For me, the black and white criminality of sharing sexualised images of children must take priority over the impossibility of pursuing, or even wanting to pursue, every case. The same is true of many of our laws, including those bearing on drugs, seatbelts, phone use while driving and so on: the fact the law exists is a baseline of public disapproval, even if relatively few offences are pursued through the courts. The wording of the law forms the structure of our society, and even if it cannot always be upheld, parameters can still be clear. This well-meant blurring of the boundary is ill-advised, implying that child pornography is fine so long as it is between children. But we all know that there is no image on earth that can’t find itself in the hands of someone you have never even heard of.
Secondly, the government must listen to the growing call for sex and relationship education (SRE) to be made compulsory in our schools. On Friday, the BBC featured a report by the British Humanist Association that said SRE gets fewer mentions in Ofsted reports than any other topic. The issue of pornography came up in just one report out of 2,200 published in 2015-16.
To her credit, Maria Miller, chair of the Women and Equalities committee, is pressing the government to require schools to provide SRE, but her good intentions are currently thwarted by the backwoodsmen.

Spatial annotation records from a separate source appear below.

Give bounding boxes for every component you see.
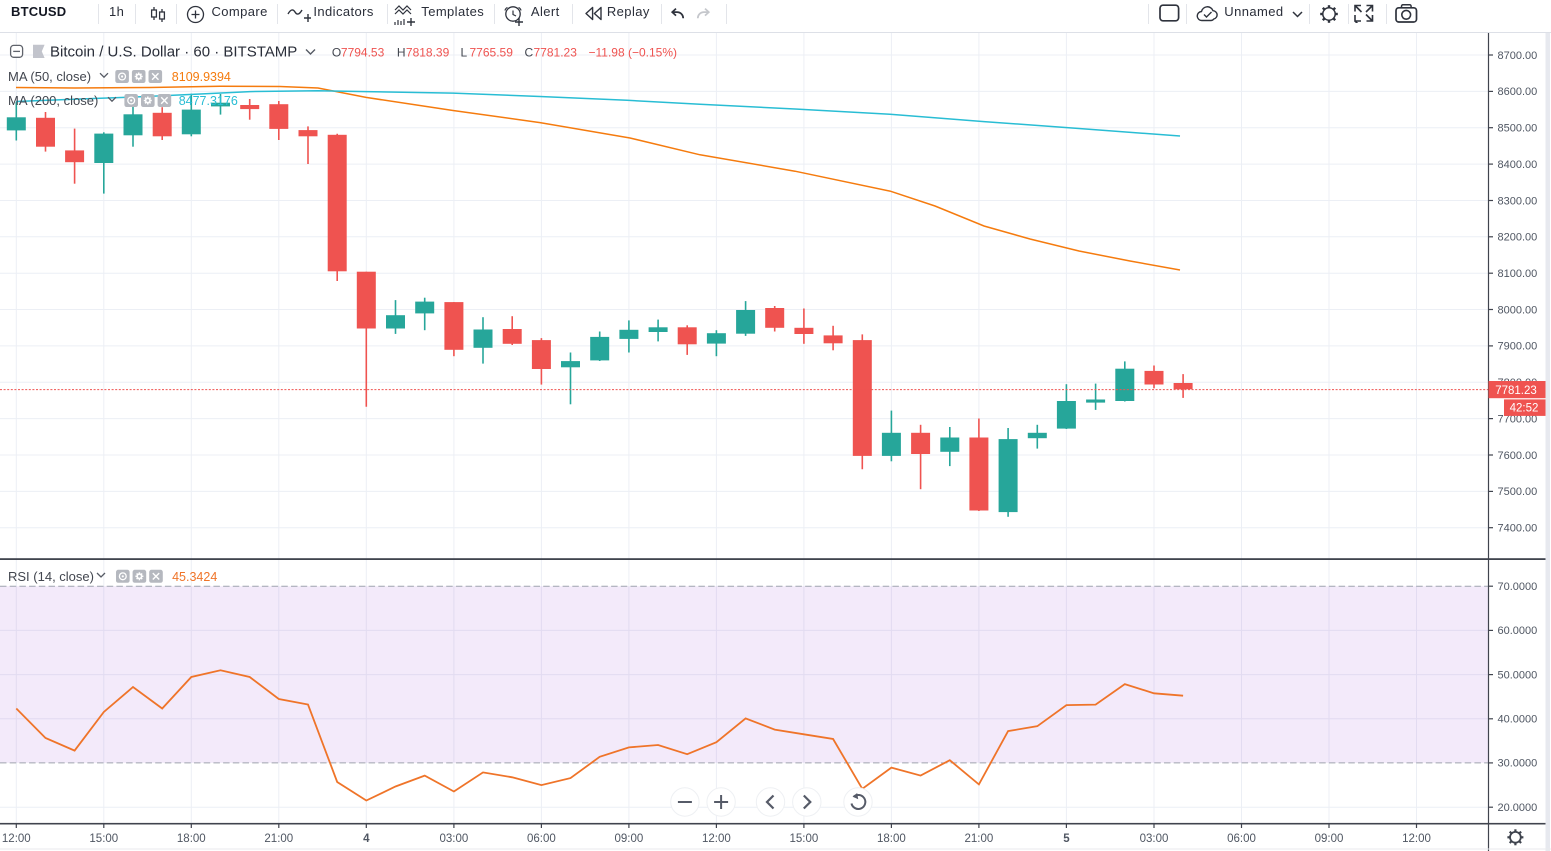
- svg-text:7500.00: 7500.00: [1498, 486, 1538, 498]
- svg-text:L: L: [461, 45, 468, 59]
- svg-text:8109.9394: 8109.9394: [172, 70, 231, 84]
- svg-text:09:00: 09:00: [1315, 833, 1344, 845]
- svg-text:4: 4: [363, 833, 370, 845]
- svg-text:MA (50, close): MA (50, close): [8, 69, 91, 84]
- svg-text:8100.00: 8100.00: [1498, 268, 1538, 280]
- svg-text:7700.00: 7700.00: [1498, 413, 1538, 425]
- svg-text:06:00: 06:00: [527, 833, 556, 845]
- svg-text:5: 5: [1063, 833, 1070, 845]
- svg-text:21:00: 21:00: [264, 833, 293, 845]
- svg-text:7765.59: 7765.59: [470, 45, 514, 59]
- svg-text:20.0000: 20.0000: [1498, 802, 1538, 814]
- svg-text:H: H: [397, 45, 406, 59]
- svg-text:8400.00: 8400.00: [1498, 159, 1538, 171]
- svg-text:C: C: [525, 45, 534, 59]
- svg-text:06:00: 06:00: [1227, 833, 1256, 845]
- svg-text:RSI (14, close): RSI (14, close): [8, 569, 94, 584]
- svg-text:7781.23: 7781.23: [1495, 385, 1537, 397]
- svg-text:7400.00: 7400.00: [1498, 523, 1538, 535]
- svg-text:03:00: 03:00: [440, 833, 469, 845]
- svg-text:8300.00: 8300.00: [1498, 195, 1538, 207]
- svg-text:7794.53: 7794.53: [341, 45, 385, 59]
- svg-text:40.0000: 40.0000: [1498, 714, 1538, 726]
- svg-text:70.0000: 70.0000: [1498, 581, 1538, 593]
- svg-text:MA (200, close): MA (200, close): [8, 93, 98, 108]
- svg-text:15:00: 15:00: [89, 833, 118, 845]
- svg-text:7818.39: 7818.39: [406, 45, 450, 59]
- svg-text:18:00: 18:00: [177, 833, 206, 845]
- svg-text:09:00: 09:00: [615, 833, 644, 845]
- svg-text:8600.00: 8600.00: [1498, 86, 1538, 98]
- svg-text:12:00: 12:00: [702, 833, 731, 845]
- svg-text:7781.23: 7781.23: [534, 45, 578, 59]
- svg-text:O: O: [332, 45, 341, 59]
- svg-text:8200.00: 8200.00: [1498, 232, 1538, 244]
- svg-text:45.3424: 45.3424: [172, 570, 217, 584]
- svg-text:30.0000: 30.0000: [1498, 758, 1538, 770]
- svg-text:8500.00: 8500.00: [1498, 123, 1538, 135]
- svg-text:−11.98 (−0.15%): −11.98 (−0.15%): [589, 45, 678, 59]
- svg-text:42:52: 42:52: [1510, 403, 1539, 415]
- svg-text:21:00: 21:00: [965, 833, 994, 845]
- svg-text:18:00: 18:00: [877, 833, 906, 845]
- svg-text:8000.00: 8000.00: [1498, 304, 1538, 316]
- svg-text:12:00: 12:00: [2, 833, 31, 845]
- svg-text:Bitcoin / U.S. Dollar · 60 · B: Bitcoin / U.S. Dollar · 60 · BITSTAMP: [50, 44, 297, 61]
- svg-text:50.0000: 50.0000: [1498, 669, 1538, 681]
- svg-text:15:00: 15:00: [790, 833, 819, 845]
- svg-text:03:00: 03:00: [1140, 833, 1169, 845]
- svg-text:7600.00: 7600.00: [1498, 450, 1538, 462]
- svg-text:60.0000: 60.0000: [1498, 625, 1538, 637]
- svg-text:8700.00: 8700.00: [1498, 50, 1538, 62]
- svg-text:8477.3176: 8477.3176: [179, 94, 238, 108]
- svg-text:7900.00: 7900.00: [1498, 341, 1538, 353]
- svg-text:12:00: 12:00: [1402, 833, 1431, 845]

I can see that there was a time, years ago, when some sex education programmes were more advanced than the maturity or knowledge of the children they were intended for, but the internet has changed everything. We do our children a grave injustice if schools are not required by law to talk to them, soberly and compassionately, about the one topic they cannot avoid seeing wherever they look: the sexual character of their kind, and the good and bad tributaries this flows along.
There is no point lamenting the end of innocence, but there is an incontrovertible case for requiring every school — faith schools included — to address the real world our children inhabit. Currently, the law states only that sex education must be taught from a biological perspective; it is silent on the social and emotional aspects of sexual behaviour. Many schools, of course, address the issues carefully, but others remain lost in well-meant but dangerous self-delusion.
A recent poll of 2,000 people suggests overwhelming public support for compulsory SRE in schools. The children’s charity Plan International UK found eight out of ten people would back this. But even more persuasive for me was to read that a study by Barnados found that 75% of children aged 11-15 felt they would be safer if they were taught age-appropriate SRE at their schools.
What a world of hidden anxiety and fear is embedded in that one word: “safer”! We had better listen to what our own children are asking us to do. We have to state, at school and in public, what we think is normal and right, help every child to know society has clear lines, and do all we can to provide the safe spaces they deserve.